How to win an argument with a toddler

Nature and purpose of arguments

  • Many commenters distinguish between “arguments” as cooperative exchanges aimed at insight vs. performative fights for status, validation, or spectacle.
  • Several argue that real mind‑change is rare and slow; arguments mostly refine one’s own views, expose hidden assumptions, or clarify what the disagreement is really about.
  • There’s pushback on the article’s claim that you should “lose” about half your arguments; some say that implies you formed views randomly rather than based on prior evidence or expertise.

Changing minds, identity, and rationality

  • Strongly held views often sit inside personal identity; changing them feels like changing who you are, which makes honest argument hard.
  • Some advocate probabilistic thinking: updating confidence levels instead of flipping from “right” to “wrong.” Others emphasize the need to separate ego from beliefs and treat being corrected as a win.
  • Others warn that extreme openness to changing beliefs can make people more vulnerable to cults and manipulative movements; rationalist circles are cited as an example with both benefits (self‑improvement) and risks (cult-like offshoots).

Talking across political divides

  • Several long subthreads explore how to talk with right‑leaning or MAGA relatives/friends. Tactics mentioned: framing issues in their terms (e.g., permanence of expanded powers), finding shared axioms, “steel‑manning” their position, and treating conversations as long‑term “seed planting.”
  • Others say large parts of the modern right (or left) are not fact‑responsive, rely on propaganda, or operate more like populist or quasi‑religious movements. That view is strongly contested by people who see this as dehumanizing generalization.
  • There’s meta‑critique that calling opponents “toddlers” or fascists can itself be toddler‑like and kills genuine dialogue.

Democracy, Trump, and danger assessment

  • One cluster debates whether US democracy is “teetering.”
    • Some list concrete actions (attempted overturning of an election, abuses of emergency powers, ignoring court rulings, rendition cases, politicized use of law enforcement) as clear danger signs.
    • Others argue similar conflicts between branches and norm violations have happened before, see much of the fear as media‑driven framing, and stress that many citizens interpret the same facts very differently.
  • A recurring theme: if you cannot even imagine how “the other half” reached a different conclusion from the same facts, you may be the “toddler” the article describes.

Online vs offline discourse

  • Several note they almost never change their mind in online arguments but frequently do in person, attributing this to lack of trust, low bandwidth of text, anonymity, and incentives for “slam dunks” rather than understanding.
  • Others counter that online debates can change minds indirectly: you research to rebut someone and end up discovering you were wrong.
  • There’s broad agreement that without good‑faith engagement, argument is pointless; detecting bad faith online is hard.
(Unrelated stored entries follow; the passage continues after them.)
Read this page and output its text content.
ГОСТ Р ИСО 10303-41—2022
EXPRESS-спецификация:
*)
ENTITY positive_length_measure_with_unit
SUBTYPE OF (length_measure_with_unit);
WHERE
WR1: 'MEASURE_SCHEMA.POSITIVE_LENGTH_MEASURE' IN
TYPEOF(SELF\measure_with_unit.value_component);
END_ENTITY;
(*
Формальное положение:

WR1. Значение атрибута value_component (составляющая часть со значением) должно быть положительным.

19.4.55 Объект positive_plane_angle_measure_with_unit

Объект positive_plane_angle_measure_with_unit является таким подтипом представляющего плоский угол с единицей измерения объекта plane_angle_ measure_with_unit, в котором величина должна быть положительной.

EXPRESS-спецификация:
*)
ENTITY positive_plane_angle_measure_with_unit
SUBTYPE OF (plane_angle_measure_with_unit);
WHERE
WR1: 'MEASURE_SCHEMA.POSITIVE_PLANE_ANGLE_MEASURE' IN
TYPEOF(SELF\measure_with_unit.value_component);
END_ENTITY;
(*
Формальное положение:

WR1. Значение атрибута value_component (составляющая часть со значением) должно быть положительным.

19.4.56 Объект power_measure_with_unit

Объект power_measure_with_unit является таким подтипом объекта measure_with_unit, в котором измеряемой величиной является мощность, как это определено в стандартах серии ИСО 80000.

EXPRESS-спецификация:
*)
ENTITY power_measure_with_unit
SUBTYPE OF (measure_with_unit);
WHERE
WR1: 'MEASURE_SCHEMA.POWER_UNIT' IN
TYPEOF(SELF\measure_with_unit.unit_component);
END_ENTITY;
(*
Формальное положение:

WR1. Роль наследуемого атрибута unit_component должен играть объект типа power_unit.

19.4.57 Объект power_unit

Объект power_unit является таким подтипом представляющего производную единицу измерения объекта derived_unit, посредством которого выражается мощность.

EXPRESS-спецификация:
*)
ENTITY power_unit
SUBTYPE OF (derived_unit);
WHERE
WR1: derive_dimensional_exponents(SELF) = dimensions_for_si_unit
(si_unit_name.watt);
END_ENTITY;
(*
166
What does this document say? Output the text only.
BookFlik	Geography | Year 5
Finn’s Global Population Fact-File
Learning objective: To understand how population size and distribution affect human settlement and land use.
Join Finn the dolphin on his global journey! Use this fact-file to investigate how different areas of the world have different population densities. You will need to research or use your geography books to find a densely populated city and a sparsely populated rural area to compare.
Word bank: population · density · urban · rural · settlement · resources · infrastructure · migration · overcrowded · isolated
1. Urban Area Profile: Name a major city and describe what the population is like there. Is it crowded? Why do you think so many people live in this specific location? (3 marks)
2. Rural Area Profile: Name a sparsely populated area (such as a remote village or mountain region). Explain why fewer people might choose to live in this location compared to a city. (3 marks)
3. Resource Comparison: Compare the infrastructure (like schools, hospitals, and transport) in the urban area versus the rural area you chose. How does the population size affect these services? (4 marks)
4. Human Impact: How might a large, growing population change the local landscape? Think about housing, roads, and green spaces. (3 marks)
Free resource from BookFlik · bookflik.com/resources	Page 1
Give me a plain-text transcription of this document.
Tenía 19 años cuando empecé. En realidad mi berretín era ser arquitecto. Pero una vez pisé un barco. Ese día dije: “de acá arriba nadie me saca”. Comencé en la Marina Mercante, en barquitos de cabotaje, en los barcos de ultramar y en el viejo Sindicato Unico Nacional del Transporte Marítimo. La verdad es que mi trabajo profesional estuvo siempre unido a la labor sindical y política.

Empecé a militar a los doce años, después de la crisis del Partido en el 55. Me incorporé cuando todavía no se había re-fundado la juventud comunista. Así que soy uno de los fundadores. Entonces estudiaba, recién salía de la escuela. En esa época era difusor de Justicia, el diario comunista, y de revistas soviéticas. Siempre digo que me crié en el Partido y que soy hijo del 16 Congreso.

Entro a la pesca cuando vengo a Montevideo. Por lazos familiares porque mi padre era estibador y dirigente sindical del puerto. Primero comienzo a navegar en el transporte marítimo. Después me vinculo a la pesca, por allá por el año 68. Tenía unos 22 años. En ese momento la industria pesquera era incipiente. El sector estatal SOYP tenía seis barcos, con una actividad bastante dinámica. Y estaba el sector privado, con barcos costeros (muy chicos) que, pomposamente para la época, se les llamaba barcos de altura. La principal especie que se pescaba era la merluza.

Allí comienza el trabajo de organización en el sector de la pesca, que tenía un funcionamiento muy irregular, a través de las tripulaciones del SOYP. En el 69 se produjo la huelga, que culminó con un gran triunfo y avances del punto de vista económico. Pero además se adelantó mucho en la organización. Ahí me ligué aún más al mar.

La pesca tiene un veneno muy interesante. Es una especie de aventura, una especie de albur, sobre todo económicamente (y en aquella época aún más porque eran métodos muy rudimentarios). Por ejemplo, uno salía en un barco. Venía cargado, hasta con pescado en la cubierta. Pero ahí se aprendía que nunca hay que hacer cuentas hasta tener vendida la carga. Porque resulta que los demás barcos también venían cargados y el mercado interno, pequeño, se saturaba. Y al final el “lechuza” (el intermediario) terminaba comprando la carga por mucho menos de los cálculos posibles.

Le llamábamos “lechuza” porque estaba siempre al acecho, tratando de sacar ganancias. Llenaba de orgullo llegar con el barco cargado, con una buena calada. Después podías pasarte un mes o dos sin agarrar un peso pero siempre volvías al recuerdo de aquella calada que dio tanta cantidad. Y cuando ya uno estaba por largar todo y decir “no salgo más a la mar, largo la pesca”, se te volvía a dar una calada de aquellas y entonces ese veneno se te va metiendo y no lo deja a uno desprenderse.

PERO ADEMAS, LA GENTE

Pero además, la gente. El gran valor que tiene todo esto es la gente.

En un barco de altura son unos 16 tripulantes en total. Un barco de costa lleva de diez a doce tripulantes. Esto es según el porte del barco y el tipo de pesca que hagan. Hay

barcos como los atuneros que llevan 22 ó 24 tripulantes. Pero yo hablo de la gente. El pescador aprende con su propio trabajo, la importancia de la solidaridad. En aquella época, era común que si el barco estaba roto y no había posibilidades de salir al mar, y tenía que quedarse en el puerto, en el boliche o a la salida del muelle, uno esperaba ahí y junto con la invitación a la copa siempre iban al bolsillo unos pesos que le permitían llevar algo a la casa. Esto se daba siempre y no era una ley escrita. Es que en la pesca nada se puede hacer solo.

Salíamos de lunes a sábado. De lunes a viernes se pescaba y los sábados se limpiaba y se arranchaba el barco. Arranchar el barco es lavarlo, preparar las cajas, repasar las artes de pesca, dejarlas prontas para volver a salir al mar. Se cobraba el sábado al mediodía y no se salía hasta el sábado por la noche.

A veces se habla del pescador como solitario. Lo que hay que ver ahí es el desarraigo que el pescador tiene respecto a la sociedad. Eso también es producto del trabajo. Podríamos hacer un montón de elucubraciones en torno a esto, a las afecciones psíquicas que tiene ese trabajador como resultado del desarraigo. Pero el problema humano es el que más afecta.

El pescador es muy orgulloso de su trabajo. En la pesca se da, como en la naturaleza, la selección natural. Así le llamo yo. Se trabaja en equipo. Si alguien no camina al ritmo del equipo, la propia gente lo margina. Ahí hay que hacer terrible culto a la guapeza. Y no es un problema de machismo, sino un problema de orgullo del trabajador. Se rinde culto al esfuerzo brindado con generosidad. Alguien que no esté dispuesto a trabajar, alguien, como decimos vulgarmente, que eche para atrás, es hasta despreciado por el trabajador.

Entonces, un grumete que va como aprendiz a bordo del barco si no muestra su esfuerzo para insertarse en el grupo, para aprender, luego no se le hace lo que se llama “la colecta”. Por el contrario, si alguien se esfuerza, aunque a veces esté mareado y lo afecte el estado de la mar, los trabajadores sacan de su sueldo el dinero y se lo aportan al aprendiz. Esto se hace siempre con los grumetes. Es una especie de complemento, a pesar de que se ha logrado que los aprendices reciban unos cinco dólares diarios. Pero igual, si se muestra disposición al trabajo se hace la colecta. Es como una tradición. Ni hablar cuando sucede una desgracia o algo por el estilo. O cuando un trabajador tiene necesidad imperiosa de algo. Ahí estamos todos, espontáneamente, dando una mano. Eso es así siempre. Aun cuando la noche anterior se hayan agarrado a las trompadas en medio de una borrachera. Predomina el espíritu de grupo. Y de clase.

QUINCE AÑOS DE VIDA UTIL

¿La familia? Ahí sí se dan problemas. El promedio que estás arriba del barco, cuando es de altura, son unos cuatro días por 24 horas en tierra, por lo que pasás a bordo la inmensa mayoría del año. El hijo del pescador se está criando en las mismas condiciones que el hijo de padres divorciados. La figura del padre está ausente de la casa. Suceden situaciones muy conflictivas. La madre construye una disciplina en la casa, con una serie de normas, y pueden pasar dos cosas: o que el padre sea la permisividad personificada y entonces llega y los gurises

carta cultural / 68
Actual toddlers and parenting analogies

  • A parallel thread discusses literal toddlers: validation of feelings, offering constrained choices, and focusing on underlying emotions rather than surface demands often “wins” conflicts more effectively than power struggles.
  • Many say this maps to adults: first acknowledge emotional reality and shared goals, then discuss alternate solutions.
  • Some warn that purely transactional “deals” with kids can backfire long‑term, and that children also must learn to accept genuine limits.

Labels and bureaucrats

  • Multiple commenters dislike the article’s lumping of “defensive bureaucrats, bullies, flat‑earthers, agenda‑driven people, and radio hosts” as “toddlers,” arguing it’s polarizing and self‑congratulatory.
  • Others defend criticism of “defensive bureaucrats” who hide behind rules against ethics, while another long comment defends bureaucrats as constrained implementers of messy, politically negotiated rules, not overgrown children.